A Chianciano Terme le sorgenti dell’Acquasanta e dell’acqua Santissima

Chianciano TermeChianciano Terme

Chianciano deve la sua notorietà ai quattro stabilimenti termali creati nel 1915 e subito inglobati nella città con alberghi, ville e giardini.

Luogo di cura e di relax ma anche punto di partenza per scoprire le bellezze della Toscana, Chianciano è situato a circa 550 metri sul livello del mare ed offre tutti i vantaggi climatici e turistici derivanti dalla sua amena posizione geografica. Le terme, circondate da colline boscose di querce, faggi e castagni, grazie alle acque benefiche apprezzate fin dai tempi di Etruschi e Romani per la cura del fegato e dell’apparato gastroenterico, sono oggi tra le più importanti stazioni termali d’Europa.
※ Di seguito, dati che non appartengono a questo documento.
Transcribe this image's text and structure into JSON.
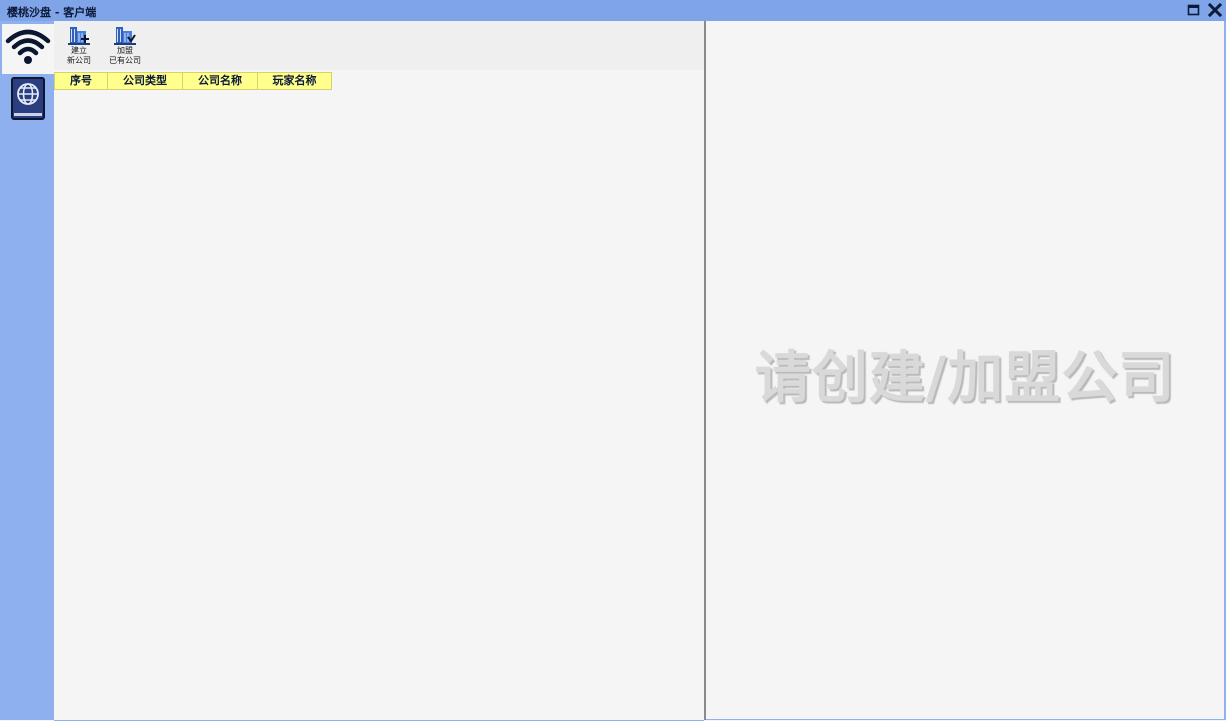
{
  "window": {
    "title": "樱桃沙盘 - 客户端",
    "controls": [
      "maximize-icon",
      "close-icon"
    ]
  },
  "nav": {
    "items": [
      {
        "icon": "wifi-icon",
        "active": true
      },
      {
        "icon": "globe-book-icon",
        "active": false
      }
    ]
  },
  "toolbar": {
    "create_line1": "建立",
    "create_line2": "新公司",
    "join_line1": "加盟",
    "join_line2": "已有公司"
  },
  "table": {
    "columns": [
      "序号",
      "公司类型",
      "公司名称",
      "玩家名称"
    ],
    "rows": []
  },
  "detail": {
    "placeholder": "请创建/加盟公司"
  },
  "colors": {
    "titlebar": "#7fa5e8",
    "sidebar": "#8fb0ee",
    "header_bg": "#ffff8c",
    "panel_bg": "#f5f5f5"
  }
}
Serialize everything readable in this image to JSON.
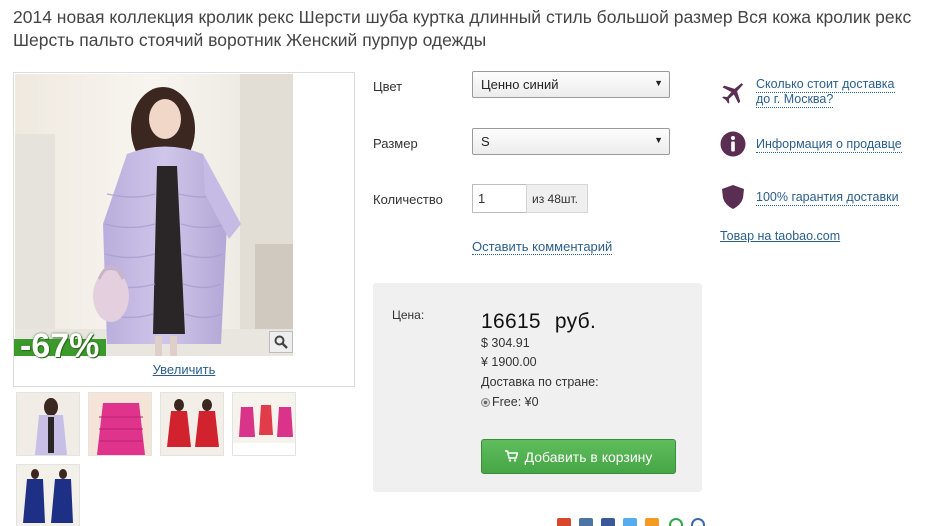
{
  "product": {
    "title": "2014 новая коллекция кролик рекс Шерсти шуба куртка длинный стиль большой размер Вся кожа кролик рекс Шерсть пальто стоячий воротник Женский пурпур одежды"
  },
  "gallery": {
    "discount_badge": "-67%",
    "enlarge_label": "Увеличить",
    "thumbnails": [
      "lavender fur coat",
      "pink fur coat",
      "red coat",
      "pink and red coats",
      "navy coat"
    ]
  },
  "options": {
    "color_label": "Цвет",
    "color_value": "Ценно синий",
    "size_label": "Размер",
    "size_value": "S",
    "quantity_label": "Количество",
    "quantity_value": "1",
    "stock_label": "из 48шт.",
    "comment_link": "Оставить комментарий"
  },
  "price": {
    "label": "Цена:",
    "rub_value": "16615",
    "rub_currency": "руб.",
    "usd": "$ 304.91",
    "cny": "¥ 1900.00",
    "shipping_label": "Доставка по стране:",
    "shipping_option": "Free: ¥0",
    "add_to_cart": "Добавить в корзину"
  },
  "info": {
    "delivery_cost_line1": "Сколько стоит доставка",
    "delivery_cost_line2": "до  г. Москва?",
    "seller_info": "Информация о продавце",
    "guarantee": "100% гарантия доставки",
    "taobao_link": "Товар на taobao.com"
  },
  "colors": {
    "link": "#2a5e8c",
    "cart_button": "#4cae4b",
    "discount_green": "#3c9a2c",
    "icon_purple": "#5a2e52",
    "price_panel_bg": "#f0f0f0"
  },
  "icons": [
    "airplane-icon",
    "info-icon",
    "shield-icon",
    "zoom-icon",
    "cart-icon"
  ]
}
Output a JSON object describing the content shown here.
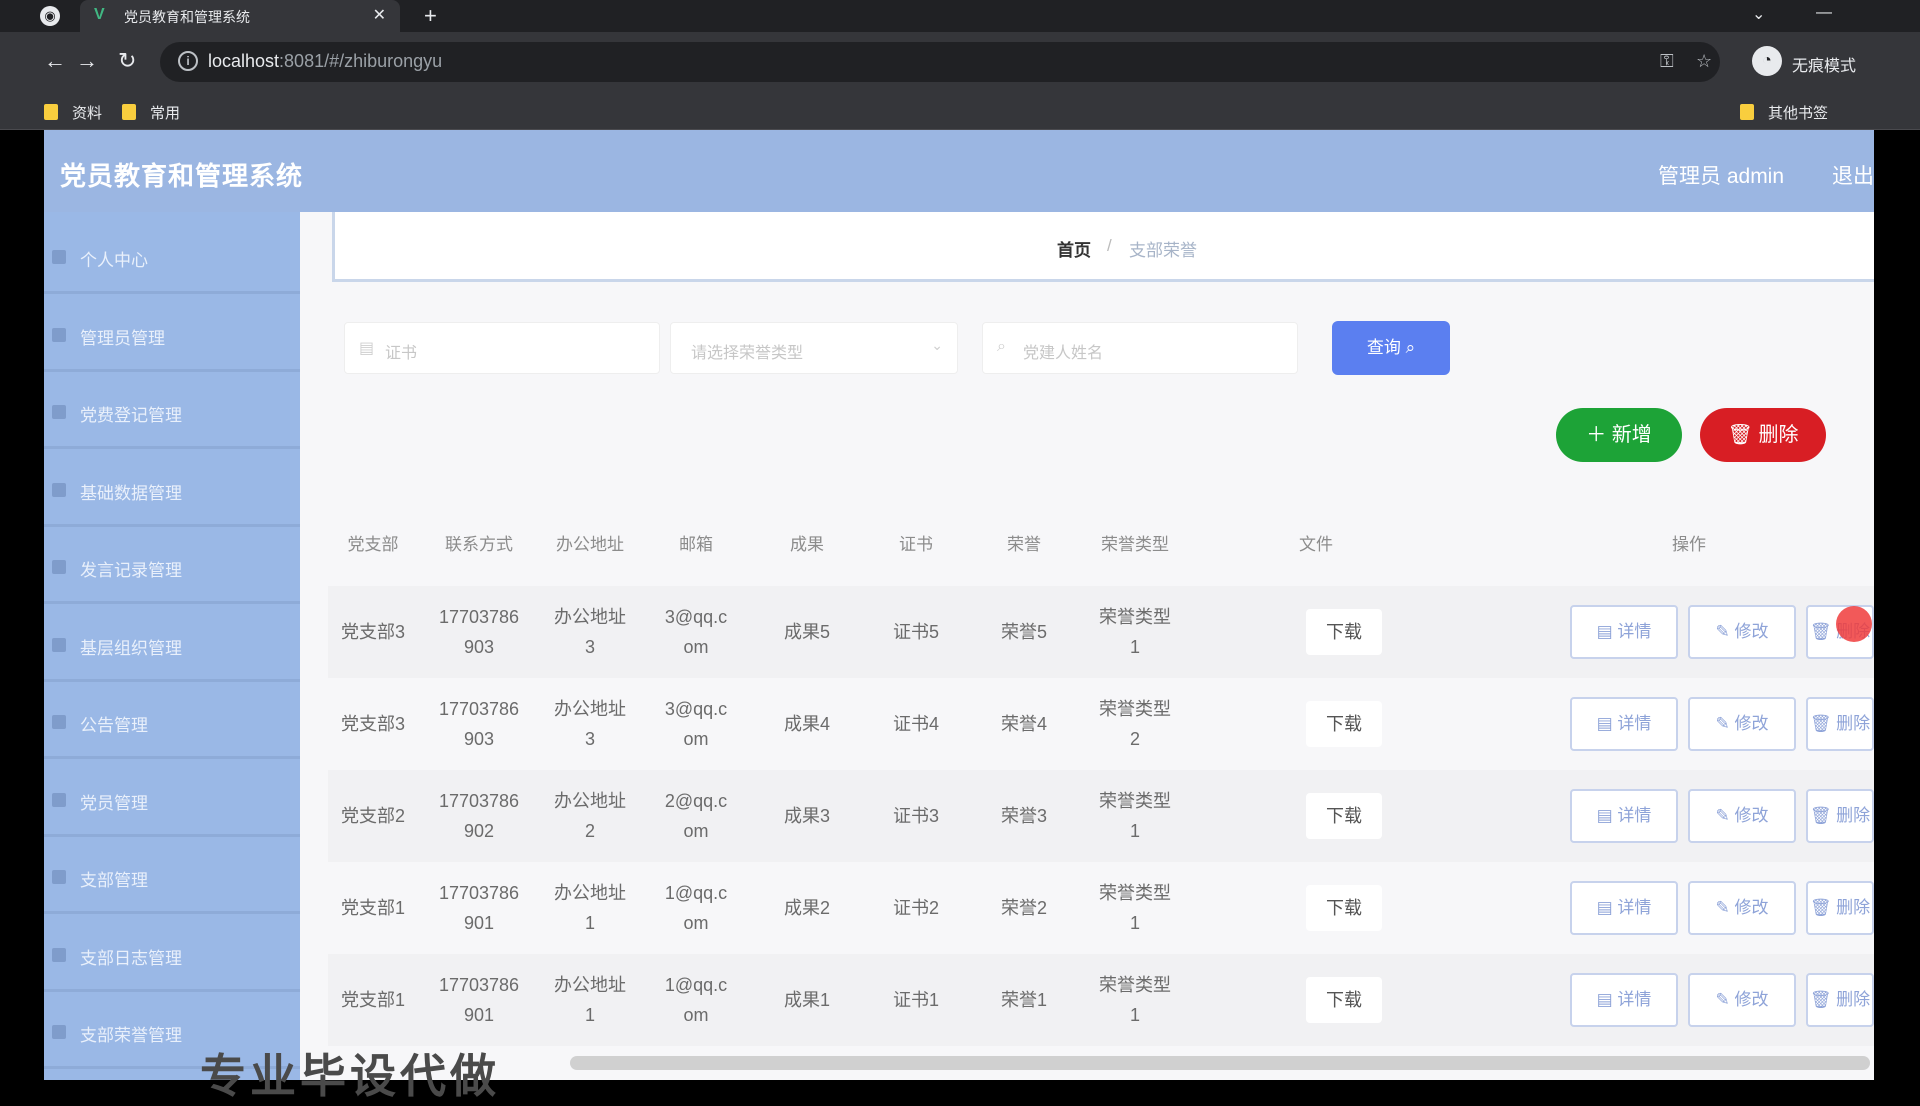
{
  "browser": {
    "tab_title": "党员教育和管理系统",
    "url_host": "localhost",
    "url_rest": ":8081/#/zhiburongyu",
    "incognito_label": "无痕模式",
    "bookmarks": [
      "资料",
      "常用"
    ],
    "other_bookmarks": "其他书签"
  },
  "app": {
    "title": "党员教育和管理系统",
    "admin_label": "管理员 admin",
    "logout": "退出"
  },
  "sidebar": {
    "items": [
      {
        "label": "个人中心"
      },
      {
        "label": "管理员管理"
      },
      {
        "label": "党费登记管理"
      },
      {
        "label": "基础数据管理"
      },
      {
        "label": "发言记录管理"
      },
      {
        "label": "基层组织管理"
      },
      {
        "label": "公告管理"
      },
      {
        "label": "党员管理"
      },
      {
        "label": "支部管理"
      },
      {
        "label": "支部日志管理"
      },
      {
        "label": "支部荣誉管理"
      }
    ]
  },
  "breadcrumb": {
    "home": "首页",
    "current": "支部荣誉"
  },
  "search": {
    "field1_placeholder": "证书",
    "field2_placeholder": "请选择荣誉类型",
    "field3_placeholder": "党建人姓名",
    "query_label": "查询"
  },
  "actions": {
    "add_label": "新增",
    "delete_label": "删除"
  },
  "table": {
    "headers": [
      "党支部",
      "联系方式",
      "办公地址",
      "邮箱",
      "成果",
      "证书",
      "荣誉",
      "荣誉类型",
      "文件",
      "操作"
    ],
    "download_label": "下载",
    "detail_label": "详情",
    "edit_label": "修改",
    "delete_label": "删除",
    "rows": [
      {
        "branch": "党支部3",
        "phone": "17703786903",
        "address": "办公地址3",
        "email": "3@qq.com",
        "result": "成果5",
        "cert": "证书5",
        "honor": "荣誉5",
        "honor_type": "荣誉类型1"
      },
      {
        "branch": "党支部3",
        "phone": "17703786903",
        "address": "办公地址3",
        "email": "3@qq.com",
        "result": "成果4",
        "cert": "证书4",
        "honor": "荣誉4",
        "honor_type": "荣誉类型2"
      },
      {
        "branch": "党支部2",
        "phone": "17703786902",
        "address": "办公地址2",
        "email": "2@qq.com",
        "result": "成果3",
        "cert": "证书3",
        "honor": "荣誉3",
        "honor_type": "荣誉类型1"
      },
      {
        "branch": "党支部1",
        "phone": "17703786901",
        "address": "办公地址1",
        "email": "1@qq.com",
        "result": "成果2",
        "cert": "证书2",
        "honor": "荣誉2",
        "honor_type": "荣誉类型1"
      },
      {
        "branch": "党支部1",
        "phone": "17703786901",
        "address": "办公地址1",
        "email": "1@qq.com",
        "result": "成果1",
        "cert": "证书1",
        "honor": "荣誉1",
        "honor_type": "荣誉类型1"
      }
    ]
  },
  "overlay_text": "专业毕设代做"
}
A Chianciano sgorgano acque provenienti da cinque diversi tipi di sorgente: l’Acquasanta, somministrata la mattina a digiuno, per le patologie del fegato e delle vie biliari, l’acqua Santissima – bicarbonatosolfato calcica alcalino terrosa carbonica – viene utilizzata per bronchiti croniche, riniti, sinusiti, tracheiti, laringiti, l’acqua Fucoli, minerale fredda, è usata al pomeriggio come bibita, nelle patologie gastro-enteriche e biliari, l’acqua Sillene, a 38,5°C, utilizzata nei fanghi, efficaci per la cura dei disturbi cardiovascolari e nei programmi salute e benessere; infine l’acqua diuretica Sant’Elena per le calcolosi renali e le malattie urinarie. Da visitare, nella città, il centro storico, chiamato anche Paese, che si distingue decisamente dalla parte moderna con le sue cinta muraria il Palazzo del Podestà medievale, la Torre dell’Orologio, la Collegiata di cui rimane solo il bellissimo portale romanico e il tempio della Madonna della Rosa, la più bella chiesa di Chianciano, del 1569. Molto interessante anche il museo Etrusco, un viaggio nel tempo che consente di ammirare un numero considerevole di canopi, arredi funerari e una raccolta di gioielli e manufatti che raccontano la vita delle donne etrusche.